# Word Based Tokenizer

- Split on some delimiter
- Most basically: split on whitespace.
- Split on punctuation and more tokens for more advanced behaviour. 

Depending on your delimiter, you will get different tokens with different meanings. 

In [14]:
python_zen = "Special cases aren't special enough to break the rules."
print(python_zen.split())

['Special', 'cases', "aren't", 'special', 'enough', 'to', 'break', 'the', 'rules.']


`rules.` will be different from `rules`, resulting in many tokens that represent the same. 

**We should probably split on punctuation as well**

In [21]:
from nltk.tokenize import wordpunct_tokenize, word_tokenize
print(wordpunct_tokenize(python_zen))

['Special', 'cases', 'aren', "'", 't', 'special', 'enough', 'to', 'break', 'the', 'rules', '.']


In [23]:
print(word_tokenize(python_zen))

['Special', 'cases', 'are', "n't", 'special', 'enough', 'to', 'break', 'the', 'rules', '.']


- `are` and `aren't` are still fairly simple, since `n't` is typically appended to negate something. 
- Having a rule to handle `n't` works well enough. 


However, this doesn't hold for other combined words. For example:

- `token` 
- `tokens`
- `tokenizer`
- `tokenization` 

all are unique tokens and get corresponding unique IDs. 
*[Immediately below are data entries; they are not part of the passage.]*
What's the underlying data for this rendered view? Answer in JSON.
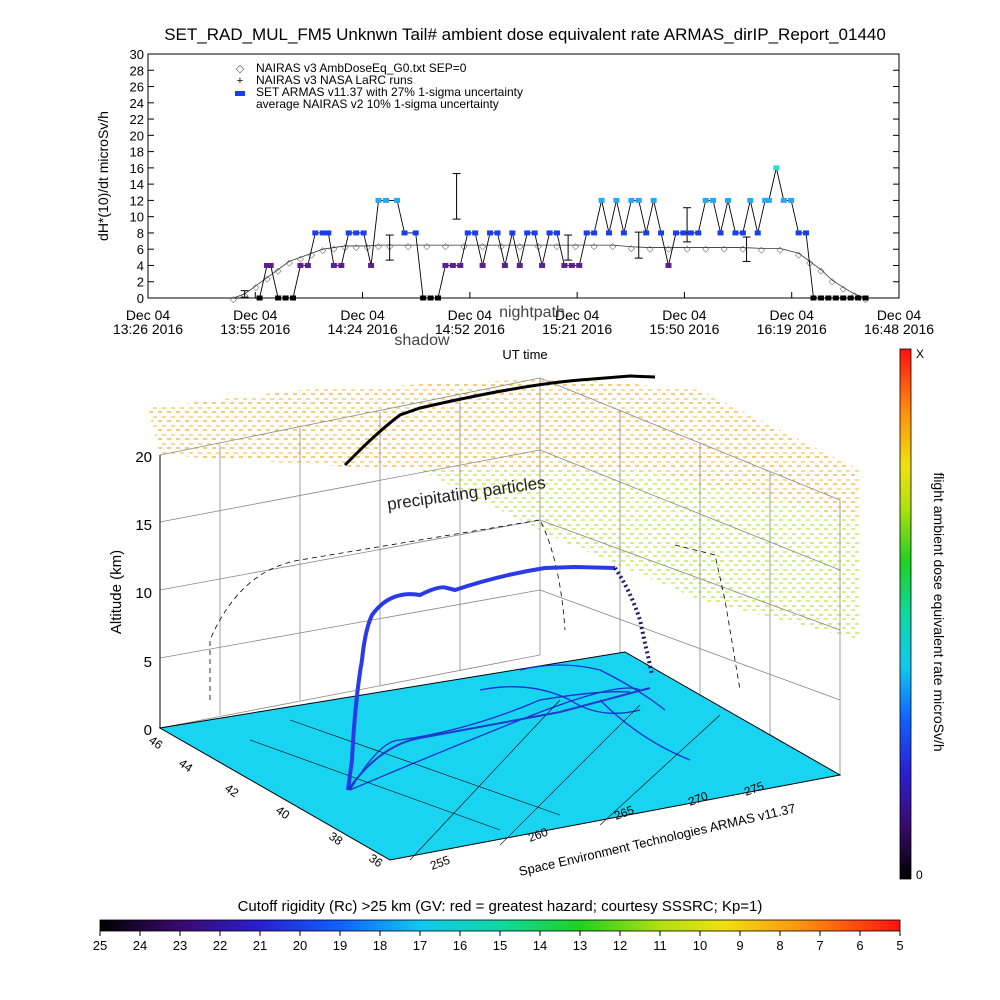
{
  "title": "SET_RAD_MUL_FM5 Unknwn Tail#  ambient dose equivalent rate ARMAS_dirIP_Report_01440",
  "chart_data": [
    {
      "type": "line",
      "ylabel": "dH*(10)/dt microSv/h",
      "xlabel": "UT time",
      "ylim": [
        0,
        30
      ],
      "yticks": [
        "0",
        "2",
        "4",
        "6",
        "8",
        "10",
        "12",
        "14",
        "16",
        "18",
        "20",
        "22",
        "24",
        "26",
        "28",
        "30"
      ],
      "xticks": [
        {
          "date": "Dec 04",
          "time": "13:26 2016"
        },
        {
          "date": "Dec 04",
          "time": "13:55 2016"
        },
        {
          "date": "Dec 04",
          "time": "14:24 2016"
        },
        {
          "date": "Dec 04",
          "time": "14:52 2016"
        },
        {
          "date": "Dec 04",
          "time": "15:21 2016"
        },
        {
          "date": "Dec 04",
          "time": "15:50 2016"
        },
        {
          "date": "Dec 04",
          "time": "16:19 2016"
        },
        {
          "date": "Dec 04",
          "time": "16:48 2016"
        }
      ],
      "overlay_labels": [
        "nightpath",
        "shadow"
      ],
      "legend_position": "top-left",
      "legend": [
        "NAIRAS v3 AmbDoseEq_G0.txt SEP=0",
        "NAIRAS v3 NASA LaRC runs",
        "SET ARMAS v11.37 with 27% 1-sigma uncertainty",
        "average NAIRAS v2 10% 1-sigma uncertainty"
      ],
      "series": [
        {
          "name": "NAIRAS v3 AmbDoseEq_G0.txt SEP=0",
          "x_minutes": [
            46,
            52,
            58,
            64,
            70,
            76,
            82,
            88,
            94,
            100,
            106,
            112,
            118,
            124,
            130,
            140,
            150,
            160,
            170,
            180,
            190,
            200,
            210,
            220,
            230,
            240,
            250,
            260,
            270,
            280,
            290,
            300,
            310,
            320,
            330,
            340,
            350,
            356,
            362,
            368,
            374,
            380,
            386
          ],
          "values": [
            0,
            0.5,
            1.5,
            2.5,
            3.5,
            4.5,
            5,
            5.5,
            6,
            6.2,
            6.4,
            6.4,
            6.4,
            6.5,
            6.5,
            6.5,
            6.5,
            6.5,
            6.5,
            6.5,
            6.5,
            6.5,
            6.5,
            6.5,
            6.5,
            6.5,
            6.5,
            6.3,
            6.2,
            6.2,
            6.2,
            6.2,
            6.2,
            6.2,
            6.1,
            6.1,
            5.5,
            4.5,
            3.5,
            2.2,
            1.3,
            0.5,
            0
          ]
        },
        {
          "name": "NAIRAS v3 NASA LaRC runs",
          "x_minutes": [
            52,
            130,
            166,
            226,
            264,
            290,
            322
          ],
          "values": [
            0.5,
            6.2,
            12.5,
            6.2,
            6.5,
            9,
            6
          ]
        },
        {
          "name": "SET ARMAS v11.37 with 27% 1-sigma uncertainty",
          "x_minutes": [
            60,
            64,
            66,
            70,
            74,
            78,
            82,
            86,
            90,
            94,
            97,
            100,
            104,
            108,
            112,
            116,
            120,
            124,
            128,
            134,
            138,
            144,
            148,
            152,
            156,
            160,
            164,
            168,
            172,
            176,
            180,
            184,
            188,
            192,
            196,
            200,
            204,
            208,
            212,
            216,
            220,
            224,
            228,
            232,
            236,
            240,
            244,
            248,
            252,
            256,
            260,
            264,
            268,
            272,
            276,
            280,
            284,
            288,
            292,
            296,
            300,
            304,
            308,
            312,
            316,
            320,
            324,
            328,
            332,
            334,
            338,
            342,
            346,
            350,
            354,
            358,
            362,
            366,
            370,
            374,
            378,
            382,
            386
          ],
          "values": [
            0,
            4,
            4,
            0,
            0,
            0,
            4,
            4,
            8,
            8,
            8,
            4,
            4,
            8,
            8,
            8,
            4,
            12,
            12,
            12,
            8,
            8,
            0,
            0,
            0,
            4,
            4,
            4,
            8,
            8,
            4,
            8,
            8,
            4,
            8,
            4,
            8,
            8,
            4,
            8,
            8,
            4,
            4,
            4,
            8,
            8,
            12,
            8,
            12,
            8,
            12,
            12,
            8,
            12,
            8,
            4,
            8,
            8,
            8,
            8,
            12,
            12,
            8,
            12,
            8,
            8,
            12,
            8,
            12,
            12,
            16,
            12,
            12,
            8,
            8,
            0,
            0,
            0,
            0,
            0,
            0,
            0,
            0
          ]
        }
      ]
    },
    {
      "type": "scatter",
      "subtype": "3d-flight-track",
      "zlabel": "Altitude (km)",
      "zticks": [
        "0",
        "5",
        "10",
        "15",
        "20"
      ],
      "lat_ticks": [
        "46",
        "44",
        "42",
        "40",
        "38",
        "36"
      ],
      "lon_ticks": [
        "255",
        "260",
        "265",
        "270",
        "275"
      ],
      "colorbar": {
        "label": "flight ambient dose equivalent rate microSv/h",
        "top": "X",
        "bottom": "0"
      },
      "annotations": [
        "precipitating particles"
      ],
      "credit": "Space Environment Technologies ARMAS v11.37"
    },
    {
      "type": "heatmap",
      "subtype": "colorbar",
      "label": "Cutoff rigidity (Rc) >25 km (GV: red = greatest hazard; courtesy SSSRC; Kp=1)",
      "ticks": [
        "25",
        "24",
        "23",
        "22",
        "21",
        "20",
        "19",
        "18",
        "17",
        "16",
        "15",
        "14",
        "13",
        "12",
        "11",
        "10",
        "9",
        "8",
        "7",
        "6",
        "5"
      ]
    }
  ]
}
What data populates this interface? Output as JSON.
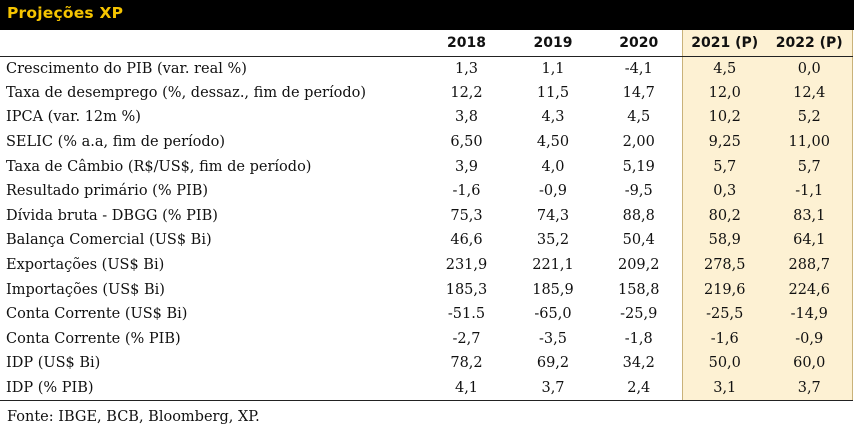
{
  "title": "Projeções XP",
  "columns": [
    "2018",
    "2019",
    "2020",
    "2021 (P)",
    "2022 (P)"
  ],
  "rows": [
    {
      "label": "Crescimento do PIB (var. real %)",
      "values": [
        "1,3",
        "1,1",
        "-4,1",
        "4,5",
        "0,0"
      ]
    },
    {
      "label": "Taxa de desemprego (%, dessaz., fim de período)",
      "values": [
        "12,2",
        "11,5",
        "14,7",
        "12,0",
        "12,4"
      ]
    },
    {
      "label": "IPCA (var. 12m %)",
      "values": [
        "3,8",
        "4,3",
        "4,5",
        "10,2",
        "5,2"
      ]
    },
    {
      "label": "SELIC (% a.a, fim de período)",
      "values": [
        "6,50",
        "4,50",
        "2,00",
        "9,25",
        "11,00"
      ]
    },
    {
      "label": "Taxa de Câmbio (R$/US$, fim de período)",
      "values": [
        "3,9",
        "4,0",
        "5,19",
        "5,7",
        "5,7"
      ]
    },
    {
      "label": "Resultado primário (% PIB)",
      "values": [
        "-1,6",
        "-0,9",
        "-9,5",
        "0,3",
        "-1,1"
      ]
    },
    {
      "label": "Dívida bruta - DBGG (% PIB)",
      "values": [
        "75,3",
        "74,3",
        "88,8",
        "80,2",
        "83,1"
      ]
    },
    {
      "label": "Balança Comercial (US$ Bi)",
      "values": [
        "46,6",
        "35,2",
        "50,4",
        "58,9",
        "64,1"
      ]
    },
    {
      "label": "Exportações (US$ Bi)",
      "values": [
        "231,9",
        "221,1",
        "209,2",
        "278,5",
        "288,7"
      ]
    },
    {
      "label": "Importações (US$ Bi)",
      "values": [
        "185,3",
        "185,9",
        "158,8",
        "219,6",
        "224,6"
      ]
    },
    {
      "label": "Conta Corrente (US$ Bi)",
      "values": [
        "-51.5",
        "-65,0",
        "-25,9",
        "-25,5",
        "-14,9"
      ]
    },
    {
      "label": "Conta Corrente (% PIB)",
      "values": [
        "-2,7",
        "-3,5",
        "-1,8",
        "-1,6",
        "-0,9"
      ]
    },
    {
      "label": "IDP (US$ Bi)",
      "values": [
        "78,2",
        "69,2",
        "34,2",
        "50,0",
        "60,0"
      ]
    },
    {
      "label": "IDP (% PIB)",
      "values": [
        "4,1",
        "3,7",
        "2,4",
        "3,1",
        "3,7"
      ]
    }
  ],
  "source": "Fonte: IBGE, BCB, Bloomberg, XP.",
  "colors": {
    "title_bg": "#000000",
    "title_text": "#f5c400",
    "projection_bg": "#fdf1d3"
  }
}
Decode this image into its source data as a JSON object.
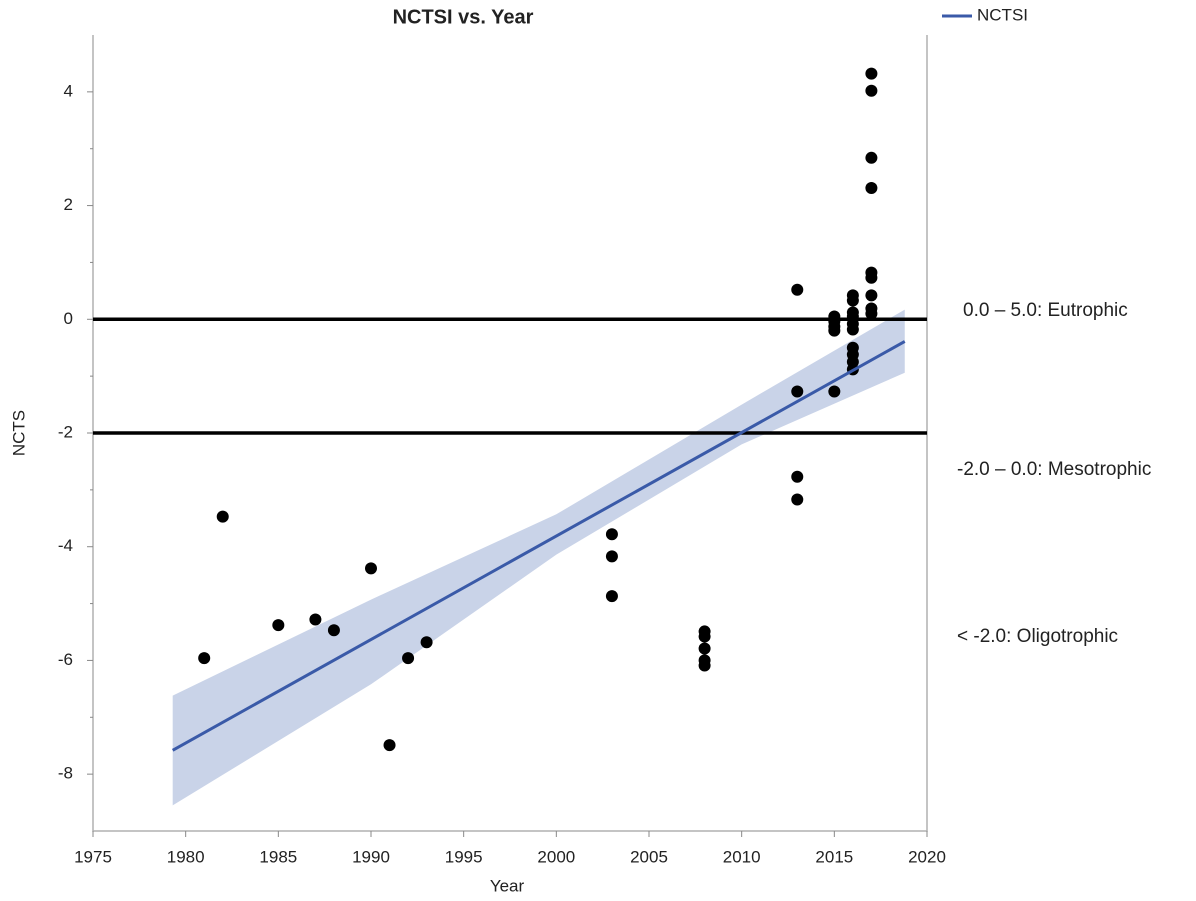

This result in **a lot** of tokens!

A common way of dealing with this was to limit the vocabulary size. Typically, the $n$ most frequent words will be allowed in the vocab. 

# Character Based Tokenizers
These tokenizers are conceptually very simple. Each character is a token.

- `Small vocabulary`. For ASCII, 256. With unicode, this is 1.1M characters.
- No out of vocabulary (OOV) words/characters.
- Lose a lot of meaninful information
- Models typically have `max input lengths`

In [8]:
list('Cat')

['C', 'a', 't']

## Mapping to a vocabulary
The vocabulary of a text will be really simple, with one index mapping to a letter. 

In [5]:
dict(enumerate(list(python_zen)[:5]))

{0: 'C', 1: 'o', 2: 'm', 3: 'p', 4: 'l'}

# Character based tokenization of Chinese characters
*Disclaimer: I do not speak a word of chinese*

- Characters have meaning by themselves
- But can change by combining characters

For example:

[馬來西亞 means Malaysia, but taken separately they mean "Horse come to Western Asia".](https://medium.com/@jjsham/nlp-tokenizing-chinese-phases-3302da4336bf).

Some good reads that use character based tokenization:
1. [Neural Machine Translation in Linear Time. Kalchbrenner et al. 2017](https://arxiv.org/pdf/1610.10099.pdf)
2. [Fully Character-Level Neural Machine Translation without Explicit Segmentation - Lee et al. 2017.](https://aclanthology.org/Q17-1026.pdf)
3. [Learning to Generate Reviews and Discovering Sentiment - Radford et al. 2017.](https://arxiv.org/pdf/1704.01444.pdf)

From these papers, you can already see that these tokenizers were mainly used a while back, around 2017.